16 May–4 Oct 2026

Ladybirdleaf Richard Killeen

Billowing on the outside of Toi Tauranga art gallery is a gargantuan insect, a bug-shaped silhouette with almost hieroglyphic aspects. Peering into the interface, shapes and patterns both common and unusual to the human eye begin to register... What can you see, or can you make sense of with your own brain?

With a career as an artist spanning over sixty years, Richard Killeen is a senior figure in Aotearoa contemporary art. Formally trained at Elam in the 1960s, Killeen began his art career as a painter. In 1978 he developed a landmark series of aluminium cutout works, and by the next decade had begun to use a computer to generate images, leading to a mostly digital output from the 21st century.

Using an ever-expanding library of images developed over the course of his career, Killeen often composes works in composites. He experiments with endless reconfigurations of subject matter according to geometry, frameworks and intuition. These artworks refuse taxonomical categorisation, bringing together various phenomena with free association.

Insects are not new to his practice, but are representative of a long-term fascination with the natural world. In an essay for ArtNews in 2021, Laurence Simmons’s considers the artist’s practice through the origin of the word, derived from the Latin ‘insectum’, meaning ‘to cut into’. It is interesting that the artist also ‘cuts into’ his artworks, whether it is freeing forms from grids or canvas, or creating anatomies of segments and cross-sections to populate.

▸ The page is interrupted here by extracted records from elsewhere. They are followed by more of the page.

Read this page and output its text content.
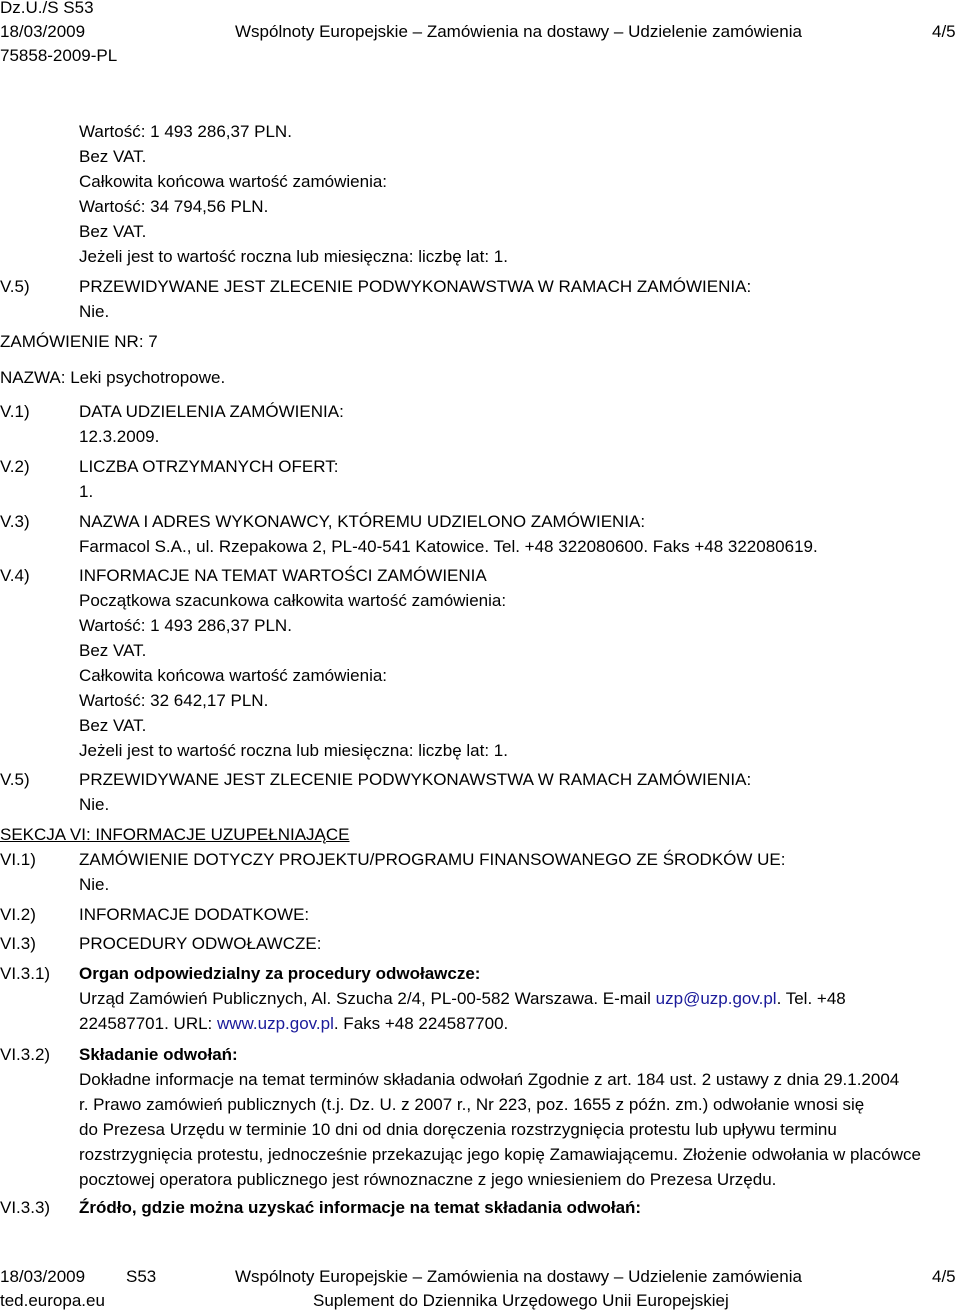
Dz.U./S S53
18/03/2009	Wspólnoty Europejskie – Zamówienia na dostawy – Udzielenie zamówienia	4/5
75858-2009-PL
Wartość: 1 493 286,37 PLN.
Bez VAT.
Całkowita końcowa wartość zamówienia:
Wartość: 34 794,56 PLN.
Bez VAT.
Jeżeli jest to wartość roczna lub miesięczna: liczbę lat: 1.
V.5)	PRZEWIDYWANE JEST ZLECENIE PODWYKONAWSTWA W RAMACH ZAMÓWIENIA:
Nie.
ZAMÓWIENIE NR: 7
NAZWA: Leki psychotropowe.
V.1)	DATA UDZIELENIA ZAMÓWIENIA:
12.3.2009.
V.2)	LICZBA OTRZYMANYCH OFERT:
1.
V.3)	NAZWA I ADRES WYKONAWCY, KTÓREMU UDZIELONO ZAMÓWIENIA:
Farmacol S.A., ul. Rzepakowa 2, PL-40-541 Katowice. Tel. +48 322080600. Faks +48 322080619.
V.4)	INFORMACJE NA TEMAT WARTOŚCI ZAMÓWIENIA
Początkowa szacunkowa całkowita wartość zamówienia:
Wartość: 1 493 286,37 PLN.
Bez VAT.
Całkowita końcowa wartość zamówienia:
Wartość: 32 642,17 PLN.
Bez VAT.
Jeżeli jest to wartość roczna lub miesięczna: liczbę lat: 1.
V.5)	PRZEWIDYWANE JEST ZLECENIE PODWYKONAWSTWA W RAMACH ZAMÓWIENIA:
Nie.
SEKCJA VI: INFORMACJE UZUPEŁNIAJĄCE
VI.1)	ZAMÓWIENIE DOTYCZY PROJEKTU/PROGRAMU FINANSOWANEGO ZE ŚRODKÓW UE:
Nie.
VI.2)	INFORMACJE DODATKOWE:
VI.3)	PROCEDURY ODWOŁAWCZE:
VI.3.1) Organ odpowiedzialny za procedury odwoławcze:
Urząd Zamówień Publicznych, Al. Szucha 2/4, PL-00-582 Warszawa. E-mail uzp@uzp.gov.pl. Tel. +48
224587701. URL: www.uzp.gov.pl. Faks +48 224587700.
VI.3.2) Składanie odwołań:
Dokładne informacje na temat terminów składania odwołań Zgodnie z art. 184 ust. 2 ustawy z dnia 29.1.2004
r. Prawo zamówień publicznych (t.j. Dz. U. z 2007 r., Nr 223, poz. 1655 z późn. zm.) odwołanie wnosi się
do Prezesa Urzędu w terminie 10 dni od dnia doręczenia rozstrzygnięcia protestu lub upływu terminu
rozstrzygnięcia protestu, jednocześnie przekazując jego kopię Zamawiającemu. Złożenie odwołania w placówce
pocztowej operatora publicznego jest równoznaczne z jego wniesieniem do Prezesa Urzędu.
VI.3.3) Źródło, gdzie można uzyskać informacje na temat składania odwołań:
18/03/2009 S53	Wspólnoty Europejskie – Zamówienia na dostawy – Udzielenie zamówienia	4/5
ted.europa.eu	Suplement do Dziennika Urzędowego Unii Europejskiej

Killeen’s intent is not to tell you directly what his artwork is about, nor how to feel. Rather, he sees the world in a kaleidoscope of meaning, where “each shape contains associations, of experiences that we all have” (Profiles television interview, 1983). In the same way that a small bug landing on one’s arm can provoke strong feelings of disgust or admiration, it is the complexities of layers and meanings shared across the human race – and further afield – that serves as his remit.